When students were allowed to keep their phones in their backpacks, they would mostly pull them out to listen to music during independent work time, he said. This school policy worked better, Wilson said.
“I think schools can handle it at their own discretion,” he said. “I don’t know why there needs to be a law for it.”
While implementation has varied, teachers commonly said the cellphone ban has led to fewer fights as a result of social media posts, smoother classroom management, and more in-person engagement.
There are also promising signs about the impact of cellphone bans on academics. One of the first studies looking at the link between cellphone bans and academics found a modest improvement in test scores for Florida students.
Tanner said Northview’s state testing scores have risen since the phone ban went into effect, from 18% proficiency on the math portion of the ILEARN in 2022-23 to 40% proficiency in 2024-25, and 31% to 42% proficiency in English language arts during the same period.
“While this can’t all be attributed to the cellphone policy, the limits on distractions have been a major help in my opinion,” Tanner said.
Lawmakers want to rethink the role of laptops in learning
The bills’ requirements to restrict the use of wireless devices to school-issued ones shows that ongoing concerns about screens could also resonate with some educators. Some Indiana districts have already moved to this model.
For the past two years, Northview has turned to classroom sets of Chromebooks rather than sending devices home with students. Washington Township schools had also limited the use of the devices, Tanner said.
“This policy also holds teachers to higher standards by making sure planning is intentional and technology is used as a tool,” Tanner said.
Indiana is not alone in reconsidering the role of laptops for classroom learning. That represents a reversal of COVID-era policies that sought to give all students a device in order to access online learning.

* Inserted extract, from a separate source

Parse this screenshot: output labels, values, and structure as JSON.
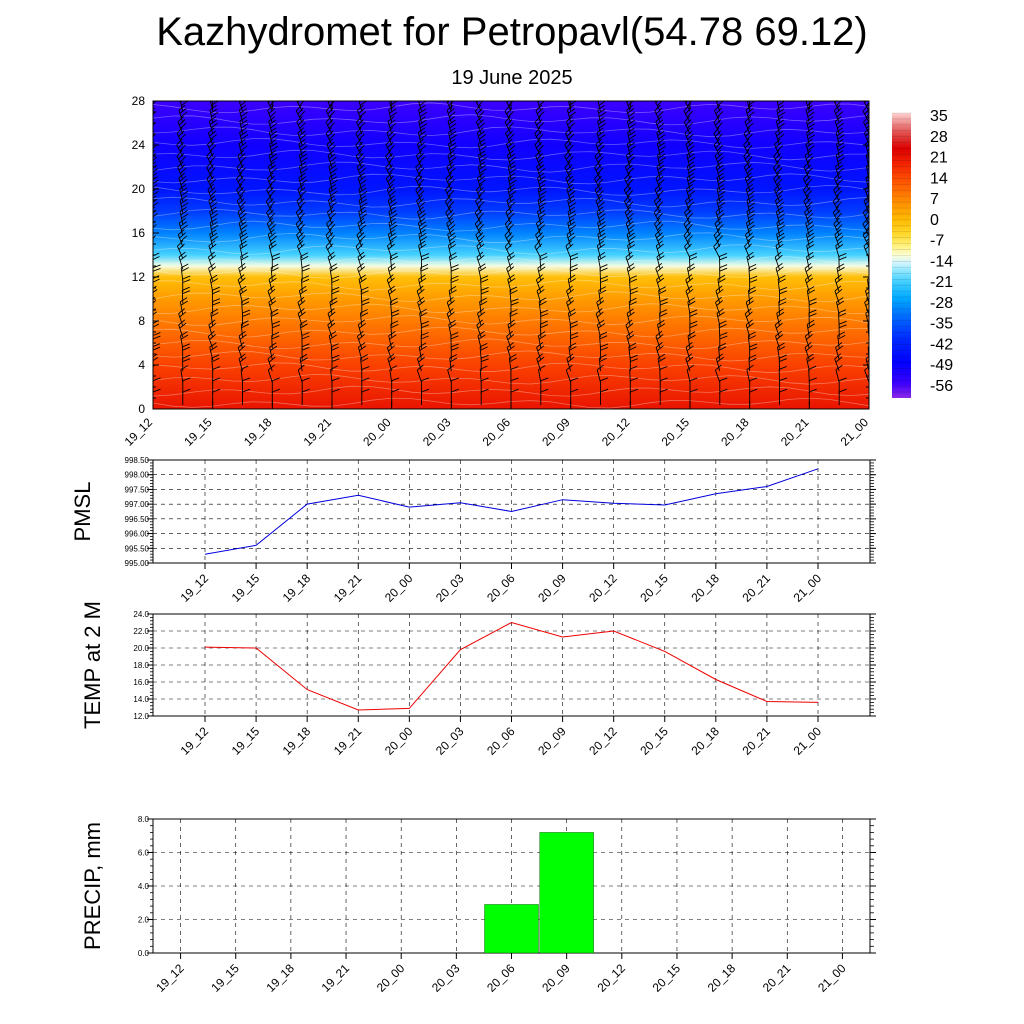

Some schools have already turned back to physical textbooks and note-taking by hand, said Henry Seton, a New Jersey teacher who has written about this topic. He said that trend is driven by research showing that those are linked to better comprehension and deeper learning. Laptop use in classrooms can be helpful for specific assignments, but requires constant monitoring by teachers, he said.

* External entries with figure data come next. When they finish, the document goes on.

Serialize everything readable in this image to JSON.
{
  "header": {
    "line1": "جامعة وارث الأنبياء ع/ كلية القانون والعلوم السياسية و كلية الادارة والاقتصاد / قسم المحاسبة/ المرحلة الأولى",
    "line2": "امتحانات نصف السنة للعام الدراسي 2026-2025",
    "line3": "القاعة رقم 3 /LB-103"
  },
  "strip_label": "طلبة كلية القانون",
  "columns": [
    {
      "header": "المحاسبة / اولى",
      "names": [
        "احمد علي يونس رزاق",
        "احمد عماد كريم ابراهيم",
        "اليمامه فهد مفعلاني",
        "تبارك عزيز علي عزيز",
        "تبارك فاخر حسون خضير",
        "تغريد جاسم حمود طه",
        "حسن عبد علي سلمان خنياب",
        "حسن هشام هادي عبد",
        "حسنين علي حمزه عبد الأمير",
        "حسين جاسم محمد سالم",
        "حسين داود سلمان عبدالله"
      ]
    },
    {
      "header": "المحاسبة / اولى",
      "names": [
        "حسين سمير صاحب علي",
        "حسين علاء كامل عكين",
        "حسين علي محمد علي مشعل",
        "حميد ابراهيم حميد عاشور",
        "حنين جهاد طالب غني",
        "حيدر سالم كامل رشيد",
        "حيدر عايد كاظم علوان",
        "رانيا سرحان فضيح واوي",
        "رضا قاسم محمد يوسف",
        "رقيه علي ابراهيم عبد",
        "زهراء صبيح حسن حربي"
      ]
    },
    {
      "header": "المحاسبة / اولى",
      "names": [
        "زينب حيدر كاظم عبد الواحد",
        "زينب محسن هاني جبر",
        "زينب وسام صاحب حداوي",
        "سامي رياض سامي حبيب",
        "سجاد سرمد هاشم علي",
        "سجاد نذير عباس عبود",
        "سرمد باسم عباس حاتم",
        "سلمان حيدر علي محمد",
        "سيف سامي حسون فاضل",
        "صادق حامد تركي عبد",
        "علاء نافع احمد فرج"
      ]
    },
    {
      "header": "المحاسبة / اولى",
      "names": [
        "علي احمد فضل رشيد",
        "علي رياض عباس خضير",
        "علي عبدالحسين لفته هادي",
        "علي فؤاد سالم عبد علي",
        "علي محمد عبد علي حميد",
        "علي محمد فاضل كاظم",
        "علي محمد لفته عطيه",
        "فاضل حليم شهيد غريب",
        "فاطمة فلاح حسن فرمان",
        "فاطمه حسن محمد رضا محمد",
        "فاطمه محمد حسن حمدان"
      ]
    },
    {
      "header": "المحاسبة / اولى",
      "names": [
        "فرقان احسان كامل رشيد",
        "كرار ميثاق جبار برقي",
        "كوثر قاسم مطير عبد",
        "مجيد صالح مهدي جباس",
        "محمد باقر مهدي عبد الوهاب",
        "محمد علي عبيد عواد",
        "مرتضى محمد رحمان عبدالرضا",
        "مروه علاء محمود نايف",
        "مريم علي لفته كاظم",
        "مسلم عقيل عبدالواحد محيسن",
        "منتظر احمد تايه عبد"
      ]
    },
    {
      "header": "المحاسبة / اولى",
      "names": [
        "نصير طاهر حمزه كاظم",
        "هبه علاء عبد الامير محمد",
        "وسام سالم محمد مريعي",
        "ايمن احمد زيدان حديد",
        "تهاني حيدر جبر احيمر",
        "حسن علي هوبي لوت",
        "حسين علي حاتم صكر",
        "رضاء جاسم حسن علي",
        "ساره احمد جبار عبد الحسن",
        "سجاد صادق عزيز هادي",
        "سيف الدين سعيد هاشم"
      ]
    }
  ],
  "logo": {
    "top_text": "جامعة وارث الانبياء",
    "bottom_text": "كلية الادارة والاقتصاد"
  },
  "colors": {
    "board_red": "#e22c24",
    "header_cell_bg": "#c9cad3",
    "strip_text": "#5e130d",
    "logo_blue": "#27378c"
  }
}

“Even on school issued Chromebooks, students access addictive games, social media, even their own phones,” he said. “It’s so easy to hit alt-tab.”
TROY offers a bank of Chromebooks for some assignments. But most learning happens through reading together, reading independently, and then transferring the knowledge in a project — like an old-school posterboard.
“It’s hard for our students who might have anxiety or feel overwhelmed seeing all their classes in one place,” she said. “They learn best in a way that is not on a Chromebook.”